【国連WFP日本事務所代表・ 焼家直絵さん】「なくても与える」――私たちが今、学ぶべき大事な共助の精神
飢えに苦しむ人を一人でも減らすことが平和への第一歩
――国連WFPは昨年、ノーベル平和賞を受賞しました。過酷な現場にも足を運び、支援に取り組んできたことが評価されたと思います。これまでの経験を通して、今、多くの人に伝えたい思いとは?
飢餓は、食料の争奪を起こし、新たな紛争をもたらします。飢餓の解決は紛争の原因を取り除くことでもあります。国連WFPのスタッフは紛争下や自然災害に見舞われた過酷な場所にも出向き、苦しんでいる人々に食料を届け、支援に努めてきました。平和の礎を築きたいと活動してきたことが評価されたのだと感謝しています。
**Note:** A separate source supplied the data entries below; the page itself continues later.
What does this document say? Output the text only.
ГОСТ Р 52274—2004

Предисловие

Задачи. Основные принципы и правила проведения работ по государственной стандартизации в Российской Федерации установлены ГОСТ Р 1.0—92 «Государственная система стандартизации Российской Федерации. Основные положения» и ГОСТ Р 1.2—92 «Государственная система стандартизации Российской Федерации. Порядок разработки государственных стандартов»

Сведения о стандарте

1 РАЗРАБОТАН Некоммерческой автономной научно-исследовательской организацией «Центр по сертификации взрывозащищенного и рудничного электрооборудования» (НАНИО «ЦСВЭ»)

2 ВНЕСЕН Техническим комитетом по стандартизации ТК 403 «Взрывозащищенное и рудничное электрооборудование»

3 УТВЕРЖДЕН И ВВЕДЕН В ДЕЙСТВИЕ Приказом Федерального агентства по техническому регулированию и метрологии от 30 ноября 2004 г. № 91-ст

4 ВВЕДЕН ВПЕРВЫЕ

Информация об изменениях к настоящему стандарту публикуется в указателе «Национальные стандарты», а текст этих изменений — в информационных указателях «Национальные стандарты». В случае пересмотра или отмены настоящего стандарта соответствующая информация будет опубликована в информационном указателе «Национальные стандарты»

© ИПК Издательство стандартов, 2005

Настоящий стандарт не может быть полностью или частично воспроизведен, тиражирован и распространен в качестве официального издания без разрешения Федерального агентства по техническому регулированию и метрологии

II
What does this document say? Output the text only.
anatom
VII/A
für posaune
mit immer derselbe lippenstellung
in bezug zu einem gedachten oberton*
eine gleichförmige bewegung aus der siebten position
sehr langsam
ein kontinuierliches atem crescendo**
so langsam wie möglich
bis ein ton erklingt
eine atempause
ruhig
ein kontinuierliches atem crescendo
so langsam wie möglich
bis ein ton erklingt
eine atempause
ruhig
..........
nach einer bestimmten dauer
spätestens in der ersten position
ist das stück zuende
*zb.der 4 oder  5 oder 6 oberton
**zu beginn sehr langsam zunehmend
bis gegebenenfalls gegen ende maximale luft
ノーベル平和賞を受賞したことで、「飢えに苦しむ人を一人でも減らすことが平和への第一歩」というメッセージが多くの人に伝わっていけばと願っています。
私は以前、ミャンマーやブータンなどに勤務していた時、地元の方から教えられたことがあります。それは、「共助」の精神です。彼らは、寄付や支援は、自分に余裕があるからするのではないというのです。ミャンマーの難民キャンプで暮らす人たちの多くは、わずかなお金しか持っていませんでしたが、それを工面して教会や障害者施設などに寄付していました。
ブータンの人たちも同じでした。町はホームレスが一人もいなくて、孤児院もありません。その理由を尋ねると、彼らにとって困っている人を助けるのはごく当たり前のことだったのです。ですから、お年寄りが誰からも関心を示されずに、孤独に死ぬことはないし、血のつながらない子供を他の誰かが引き取って同居するのがごく自然な光景でした。
寄付や支援は、相手だけでなく、その行いをする人の心を豊かにするのだと思いました。「なくても与える」――これこそ、私たちが今、学ぶべき大事な共助の精神ではないかと思うのです。
食は、人間の命を支える欠かせないものです。世界中に食が行き渡るようになって初めて、平和な社会が訪れるといっても過言ではありません。一人でも多くの人々に食料が届き、苦しい生活を送る人々が安心して暮らせるよう今後も努めていきたいと思います。
プロフィル
やきや・なおえ 広島県生まれ。2001年から国連WFPローマ本部でジュニア・プロフェッショナル・オフィサーとして国際機関支援調整を務めた後、ブータン、スリランカ各事務所にてプログラム・オフィサー、支援調整官として勤務した。09年から日本事務所で資金調達を担当。13年にシエラレオネ事務所副代表に就任し、エボラ緊急支援などを指揮。ミャンマー副代表を経て、17年から現職。